As redes sociais deixaram de ser apenas ferramentas de comunicação eleitoral para se tornarem parte formalmente fiscalizada das campanhas. Nas eleições de 2026, candidatos precisam informar à Justiça Eleitoral os endereços digitais utilizados para propaganda, uma exigência que ganhou destaque nacional após as restrições impostas à campanha presidencial de Renan Santos (Missão).
Nesta segunda-feira (31), o ministro Dias Toffoli, do Tribunal Superior Eleitoral (TSE), determinou cautelarmente a suspensão da propaganda eleitoral digital de Renan, além de impedir sua participação em debates e suspender novos repasses do Fundo Especial de Financiamento de Campanha (FEFC).
O problema identificado pelo ministro está relacionado aos perfis informados pela candidatura.
Segundo a decisão, Renan apresentou inicialmente apenas parte dos endereços utilizados na internet. Outros 16 perfis teriam sido comunicados à Justiça Eleitoral somente 12 dias depois do pedido de registro da candidatura. Entre eles estaria uma conta com aproximadamente 2,4 milhões de seguidores.
Mas por que declarar uma rede social ao TSE faz diferença?
A legislação eleitoral estabelece que sites, blogs, redes sociais e outros canais empregados diretamente por candidatos e partidos na propaganda devem observar as regras da Justiça Eleitoral. A Resolução nº 23.610 do TSE disciplina a propaganda na internet e determina, entre outros pontos, a comunicação dos endereços eletrônicos utilizados oficialmente pelas campanhas.
Em 2026, o controle ganhou uma dimensão adicional. As regras também proíbem provedores que ofereçam sistemas de inteligência artificial de ranquear, recomendar, sugerir ou priorizar candidatos, campanhas e partidos. O objetivo é reduzir interferências algorítmicas capazes de favorecer ou prejudicar concorrentes durante o processo eleitoral.
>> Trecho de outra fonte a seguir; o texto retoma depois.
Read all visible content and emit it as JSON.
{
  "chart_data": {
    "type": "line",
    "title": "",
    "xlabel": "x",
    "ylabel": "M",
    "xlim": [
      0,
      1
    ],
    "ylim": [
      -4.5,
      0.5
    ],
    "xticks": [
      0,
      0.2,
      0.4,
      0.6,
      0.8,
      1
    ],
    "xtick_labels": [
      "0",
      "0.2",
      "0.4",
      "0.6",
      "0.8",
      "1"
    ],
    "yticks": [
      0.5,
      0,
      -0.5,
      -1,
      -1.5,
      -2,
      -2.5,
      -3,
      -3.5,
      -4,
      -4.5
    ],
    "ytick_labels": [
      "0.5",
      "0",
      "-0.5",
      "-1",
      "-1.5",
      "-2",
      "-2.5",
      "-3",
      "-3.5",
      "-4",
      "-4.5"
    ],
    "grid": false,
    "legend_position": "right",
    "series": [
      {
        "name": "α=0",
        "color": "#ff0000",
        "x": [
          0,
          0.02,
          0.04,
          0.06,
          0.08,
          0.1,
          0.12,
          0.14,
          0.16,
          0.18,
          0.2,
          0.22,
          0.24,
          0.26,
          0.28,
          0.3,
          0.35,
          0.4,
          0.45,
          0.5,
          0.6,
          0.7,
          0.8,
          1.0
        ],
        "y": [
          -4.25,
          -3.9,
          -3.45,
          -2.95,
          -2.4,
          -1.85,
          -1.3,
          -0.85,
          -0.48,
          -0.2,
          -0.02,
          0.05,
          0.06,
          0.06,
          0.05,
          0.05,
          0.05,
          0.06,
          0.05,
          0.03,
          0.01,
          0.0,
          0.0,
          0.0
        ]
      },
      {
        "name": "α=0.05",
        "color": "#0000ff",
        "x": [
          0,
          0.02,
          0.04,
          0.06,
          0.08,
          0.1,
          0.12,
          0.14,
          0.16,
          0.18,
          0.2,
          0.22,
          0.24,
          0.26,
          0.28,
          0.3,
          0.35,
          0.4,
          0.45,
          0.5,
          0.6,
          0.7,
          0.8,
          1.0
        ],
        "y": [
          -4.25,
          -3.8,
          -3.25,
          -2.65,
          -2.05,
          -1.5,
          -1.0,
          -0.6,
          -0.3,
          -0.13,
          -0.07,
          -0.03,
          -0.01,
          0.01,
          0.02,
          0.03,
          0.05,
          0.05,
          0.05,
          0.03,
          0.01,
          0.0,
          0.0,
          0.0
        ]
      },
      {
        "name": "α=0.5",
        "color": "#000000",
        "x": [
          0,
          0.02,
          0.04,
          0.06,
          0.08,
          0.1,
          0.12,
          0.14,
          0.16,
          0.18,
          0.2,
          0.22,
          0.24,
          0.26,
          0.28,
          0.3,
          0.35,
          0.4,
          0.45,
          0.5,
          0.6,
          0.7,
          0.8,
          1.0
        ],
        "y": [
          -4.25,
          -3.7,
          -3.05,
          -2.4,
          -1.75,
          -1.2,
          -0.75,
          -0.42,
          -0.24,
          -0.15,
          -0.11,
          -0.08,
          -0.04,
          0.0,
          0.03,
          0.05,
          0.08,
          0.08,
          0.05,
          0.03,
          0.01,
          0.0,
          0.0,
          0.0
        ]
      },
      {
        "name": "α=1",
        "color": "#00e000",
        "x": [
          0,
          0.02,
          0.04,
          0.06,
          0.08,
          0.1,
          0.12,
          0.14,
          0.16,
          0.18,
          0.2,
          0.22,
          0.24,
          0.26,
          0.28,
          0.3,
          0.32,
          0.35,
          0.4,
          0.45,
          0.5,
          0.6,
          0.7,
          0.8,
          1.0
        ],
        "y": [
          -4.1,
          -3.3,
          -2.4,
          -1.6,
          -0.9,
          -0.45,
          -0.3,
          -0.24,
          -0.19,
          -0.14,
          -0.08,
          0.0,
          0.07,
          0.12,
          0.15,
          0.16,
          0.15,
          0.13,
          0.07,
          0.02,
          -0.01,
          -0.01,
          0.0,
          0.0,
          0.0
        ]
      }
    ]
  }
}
No caso de Renan, Toffoli considerou que a comunicação tardia não poderia ser tratada apenas como uma falha burocrática. Na avaliação apresentada na decisão, manter perfis fora da informação inicialmente prestada à Justiça Eleitoral poderia gerar desequilíbrio, inclusive porque esses canais continuariam submetidos normalmente aos mecanismos de recomendação das plataformas.
O ministro apontou possível violação à isonomia entre os concorrentes e determinou que candidato e partido prestem informações detalhadas sobre a criação e utilização dos canais digitais da campanha.
Renan Santos contesta a medida. O candidato classificou a decisão como um “absurdo jurídico” e atribuiu a situação a problemas relacionados ao sistema do TSE. Portanto, a existência de intenção deliberada de obter vantagem é uma questão controvertida e não deve ser apresentada como fato definitivamente comprovado.
O episódio transforma o caso Renan Santos em um dos primeiros grandes testes das regras digitais das eleições de 2026. Em uma campanha cada vez mais dependente de Instagram, YouTube, TikTok, X e outras plataformas, informar corretamente os canais utilizados deixou de ser mera formalidade: passou a integrar os mecanismos destinados a garantir fiscalização, transparência e igualdade entre os candidatos.